O texto publicado abaixo é a primeira parte de um
relatório sobre questões artísticas e culturais
preparado por David Walsh para a reunião ampliada do IEB
(WSWS Editorial Board), que aconteceu em Sidney de 22 a 27 de
janeiro de 2006. Walsh é membro do IEB e Editor da área
de Artes do WSWS.Este artigo foi publicado no WSWS, originalmente
em inglês,no dia 21 de março de 2006.
Em um sentido mais geral, a situação atual da
arte é dominada por duas tendências: por um lado,
o desenvolvimento em vasta escala das condições
objetivas para uma cultura artística global que iluminará,
deleitará e envolverá massas de seres humanos, enriquecendo
e finalmente alterando suas vidas de uma forma inimaginável;
por outro lado, o decadente estado das relações
sociais existentes trabalha na direção oposta, ameaçando
a humanidade com a possibilidade de guerras e ditaduras, ameaçando
a vida cultural existente e suprimindo o surgimento de novas formas
e idéias.
O ataque à arte, a parte mais complexa da cultura, acontece
por meio de ataques descarados à liberdade artística
e tentativas de censuras em muitos lugares do mundo (EUA, China,
Inglaterra, Turquia, Irã, Arábia Saudita, Sri Lanka,
Índia, entre outros lugares), incluindo o incentivo das
forças mais reacionárias, como as fascistas ou fundamentalistascristãs,
hindus, islâmicas. O ataque também vem da comercialização
e trivialização da arte e da corrupção
de setores da intelligentsia, tanto daqueles que são
abertamente de direita quanto os que se dizem de esquerda.

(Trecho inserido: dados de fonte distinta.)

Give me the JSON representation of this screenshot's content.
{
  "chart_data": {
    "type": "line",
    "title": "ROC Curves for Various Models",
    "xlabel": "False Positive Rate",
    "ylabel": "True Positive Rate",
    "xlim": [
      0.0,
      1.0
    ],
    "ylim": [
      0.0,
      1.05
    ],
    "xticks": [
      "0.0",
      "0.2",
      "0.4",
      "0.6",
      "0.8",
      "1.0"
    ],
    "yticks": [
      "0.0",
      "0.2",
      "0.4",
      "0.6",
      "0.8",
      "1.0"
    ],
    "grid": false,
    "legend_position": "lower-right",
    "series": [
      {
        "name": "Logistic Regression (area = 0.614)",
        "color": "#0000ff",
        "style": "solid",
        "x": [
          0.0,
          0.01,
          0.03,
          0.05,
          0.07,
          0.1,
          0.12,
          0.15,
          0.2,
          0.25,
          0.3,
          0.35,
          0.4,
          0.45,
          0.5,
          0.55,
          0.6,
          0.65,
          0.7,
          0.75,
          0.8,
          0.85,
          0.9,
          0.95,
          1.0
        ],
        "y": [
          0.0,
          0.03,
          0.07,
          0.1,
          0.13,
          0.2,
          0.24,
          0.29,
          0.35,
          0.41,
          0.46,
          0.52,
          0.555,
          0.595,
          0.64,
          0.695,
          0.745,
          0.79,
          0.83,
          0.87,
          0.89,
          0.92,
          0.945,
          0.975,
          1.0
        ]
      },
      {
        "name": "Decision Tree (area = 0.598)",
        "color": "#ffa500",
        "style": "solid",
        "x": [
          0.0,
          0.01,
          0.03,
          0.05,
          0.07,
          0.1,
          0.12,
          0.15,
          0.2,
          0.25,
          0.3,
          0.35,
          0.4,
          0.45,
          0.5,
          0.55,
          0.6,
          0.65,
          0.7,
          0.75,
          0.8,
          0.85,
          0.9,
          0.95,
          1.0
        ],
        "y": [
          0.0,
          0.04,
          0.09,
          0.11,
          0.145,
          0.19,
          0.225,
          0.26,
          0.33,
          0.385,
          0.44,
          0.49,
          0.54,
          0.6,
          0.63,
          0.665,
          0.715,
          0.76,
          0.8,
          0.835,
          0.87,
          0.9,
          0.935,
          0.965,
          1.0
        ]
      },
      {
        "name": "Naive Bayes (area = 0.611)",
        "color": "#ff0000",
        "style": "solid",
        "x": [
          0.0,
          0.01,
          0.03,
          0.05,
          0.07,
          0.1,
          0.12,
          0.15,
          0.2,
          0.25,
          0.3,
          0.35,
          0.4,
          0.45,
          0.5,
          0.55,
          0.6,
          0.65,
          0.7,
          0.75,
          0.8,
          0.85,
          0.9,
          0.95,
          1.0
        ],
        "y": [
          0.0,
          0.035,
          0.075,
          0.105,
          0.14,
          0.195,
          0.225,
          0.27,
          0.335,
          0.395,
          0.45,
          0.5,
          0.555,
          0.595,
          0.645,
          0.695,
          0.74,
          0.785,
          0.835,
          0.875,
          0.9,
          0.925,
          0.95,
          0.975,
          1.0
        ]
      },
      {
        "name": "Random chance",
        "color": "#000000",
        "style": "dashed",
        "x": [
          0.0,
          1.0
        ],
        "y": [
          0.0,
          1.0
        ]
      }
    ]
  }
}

Qualquer análise empírica da cultura e da arte
global está fora de cogitação. Além
dos problemas históricos-científicos que são
colocados por tal operação, algumas estatísticas
ajudarão a dimensionar a presente situação
cultural global de maneira clara.
O capitalismo levou a população mundial ao fracasso
no âmbito da cultura e educação, junto com
a possibilidade de criar uma vida decente para si mesmo. Apesar
de tudo, a população aumentou e a expansão
da economia mundial produziu um salto no número de adultos
alfabetizados. O quadro dobrou de 1970 para 1998, de 1.5bi para
3.3bi.
O número de livros é surpreendente. Cerca de
1.000.000 títulos são publicados a cada ano mundialmente.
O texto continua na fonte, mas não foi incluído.